Но Мокшен не унимался, всё внимательнее вглядываясь в меня:

– А вообще, чиво ты тут делаешь, до деревни пёхом и то полдня на твоих старых колтушках итить, а щас ночь-полночь?

Но я нашёлся мгновенно, продолжая изображать странноватую старую ведьму:

– Дак травки, робята, безлунная ночь, када ж ишшо?

Но Мокшен, похоже, искушён в колдовском деле, откуда, интересно?

– Безлунная ночь? Только для чёрных дел такие травцы из самых чёрных ночей, смерть-ить в травах в такие ночи…

Но кто-то из его товарищей остановил его, тем более что отряд уже потянулся назад.

– Отстань ты от старой ведьмы, может твоих врагов и отравит потом.

– Врагов… А ежли меня? Али тебя? Хотя тебя, дерьма, не жалко…– произнёс Мокшен. – Мож, рубануть всё же?

Вот это было бы плохо: меня им не убить, но сразу поняли бы, кто я есть, а так близко от моего дома мне этого не хотелось их убивать, ведь набегут, скажут, стражу порубили, рыскать станут, со двора не выйдешь… Хотя, бояться ещё больше станут.

Но они спасли себя сами.

– Оставь ты её, хватит трупов на сегодня, скажут, што мы душегубы.

Мокшен ещё раз с сомнением посмотрел на мою старушенцию и развернул коня, но всё же оглянулся ещё несколько раз.

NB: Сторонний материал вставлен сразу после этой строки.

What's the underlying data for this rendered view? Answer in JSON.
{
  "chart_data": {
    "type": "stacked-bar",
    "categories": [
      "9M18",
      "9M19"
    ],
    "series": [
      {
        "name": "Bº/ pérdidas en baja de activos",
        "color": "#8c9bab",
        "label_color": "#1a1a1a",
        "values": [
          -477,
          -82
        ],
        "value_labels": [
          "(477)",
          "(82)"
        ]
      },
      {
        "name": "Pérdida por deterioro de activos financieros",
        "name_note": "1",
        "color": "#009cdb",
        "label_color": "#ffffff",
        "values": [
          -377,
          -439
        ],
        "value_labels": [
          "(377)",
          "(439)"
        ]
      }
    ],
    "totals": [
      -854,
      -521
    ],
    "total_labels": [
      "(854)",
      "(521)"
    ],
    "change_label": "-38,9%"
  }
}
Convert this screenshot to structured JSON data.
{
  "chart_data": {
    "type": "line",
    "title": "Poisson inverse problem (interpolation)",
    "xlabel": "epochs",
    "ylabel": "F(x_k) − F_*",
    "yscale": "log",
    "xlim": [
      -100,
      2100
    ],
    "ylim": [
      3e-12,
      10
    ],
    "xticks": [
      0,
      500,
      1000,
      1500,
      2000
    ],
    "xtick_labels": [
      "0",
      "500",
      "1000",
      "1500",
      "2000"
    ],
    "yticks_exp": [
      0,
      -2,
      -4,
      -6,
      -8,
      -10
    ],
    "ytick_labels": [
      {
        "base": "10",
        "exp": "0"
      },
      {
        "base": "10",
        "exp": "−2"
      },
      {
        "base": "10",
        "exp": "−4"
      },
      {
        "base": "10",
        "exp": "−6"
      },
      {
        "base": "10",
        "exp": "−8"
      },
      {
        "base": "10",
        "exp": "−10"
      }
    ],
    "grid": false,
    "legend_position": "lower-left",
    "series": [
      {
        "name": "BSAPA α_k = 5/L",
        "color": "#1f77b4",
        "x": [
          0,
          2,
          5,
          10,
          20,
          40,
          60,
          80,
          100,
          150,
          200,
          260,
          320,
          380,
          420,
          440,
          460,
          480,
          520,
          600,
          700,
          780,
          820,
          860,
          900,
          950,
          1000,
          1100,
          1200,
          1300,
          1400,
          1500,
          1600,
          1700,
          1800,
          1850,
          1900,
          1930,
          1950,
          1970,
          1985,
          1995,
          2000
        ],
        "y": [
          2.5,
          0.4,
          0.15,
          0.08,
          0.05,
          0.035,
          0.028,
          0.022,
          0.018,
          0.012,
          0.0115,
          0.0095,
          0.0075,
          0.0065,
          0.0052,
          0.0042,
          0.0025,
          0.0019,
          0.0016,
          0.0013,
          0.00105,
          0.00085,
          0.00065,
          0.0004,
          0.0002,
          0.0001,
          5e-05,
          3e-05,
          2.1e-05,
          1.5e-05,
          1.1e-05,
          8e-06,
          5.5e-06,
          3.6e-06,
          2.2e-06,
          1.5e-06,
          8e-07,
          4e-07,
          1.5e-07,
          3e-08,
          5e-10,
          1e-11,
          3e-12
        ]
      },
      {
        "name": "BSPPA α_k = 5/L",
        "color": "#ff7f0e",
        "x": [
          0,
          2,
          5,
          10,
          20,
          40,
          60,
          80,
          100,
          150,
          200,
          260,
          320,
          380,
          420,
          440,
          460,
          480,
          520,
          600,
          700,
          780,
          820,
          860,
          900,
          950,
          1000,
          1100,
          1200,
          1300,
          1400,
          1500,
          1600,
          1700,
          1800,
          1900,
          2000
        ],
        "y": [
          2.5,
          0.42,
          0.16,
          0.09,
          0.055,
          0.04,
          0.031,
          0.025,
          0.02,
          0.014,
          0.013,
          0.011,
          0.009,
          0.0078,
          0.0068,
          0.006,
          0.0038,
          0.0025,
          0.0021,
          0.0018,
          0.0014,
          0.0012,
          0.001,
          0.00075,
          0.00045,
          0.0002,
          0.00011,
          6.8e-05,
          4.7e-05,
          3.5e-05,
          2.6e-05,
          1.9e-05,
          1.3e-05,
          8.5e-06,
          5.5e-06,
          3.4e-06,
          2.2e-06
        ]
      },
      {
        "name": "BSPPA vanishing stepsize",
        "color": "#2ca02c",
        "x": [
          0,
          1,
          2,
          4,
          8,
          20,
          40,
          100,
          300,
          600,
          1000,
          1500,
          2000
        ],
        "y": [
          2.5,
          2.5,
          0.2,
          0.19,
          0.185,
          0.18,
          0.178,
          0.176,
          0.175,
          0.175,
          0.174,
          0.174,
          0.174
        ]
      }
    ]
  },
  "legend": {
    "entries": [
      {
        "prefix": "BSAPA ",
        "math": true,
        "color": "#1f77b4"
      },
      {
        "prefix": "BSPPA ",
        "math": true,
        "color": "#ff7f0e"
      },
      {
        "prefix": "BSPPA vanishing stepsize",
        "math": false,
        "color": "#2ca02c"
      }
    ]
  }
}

Я дождался, пока они скроются за деревьями, прежде чем сам повернул назад к моему дому. Живой там ещё заморыш? Мог и кончиться от изнеможения. Жаль будет, получится, зря я столько болтал с придирой Мокшеном.

Но нет, Смертью возле моего дома не пахнет, значит, живой зверёныш, обрадовался я. Удивительно, как сразу он мне к сердцу прикипел, во как спасать-то кого-то… Хотя… это от моего давнего одиночества должно быть. Но за столько сотен лет я никогда ещё не испытывал такого, моё одиночество вовсе не тяготило меня, я разбавлял его, когда хотел, наведываясь в города и сёла в самых разных обличьях, отводить людям глаза и показываться так, как мне было угодно, я научился так давно, что не помню, чтобы не умел этого. Но никто раньше и не прибегал ободранный в мой дом, самоуправно и нахально порушив моё уединение.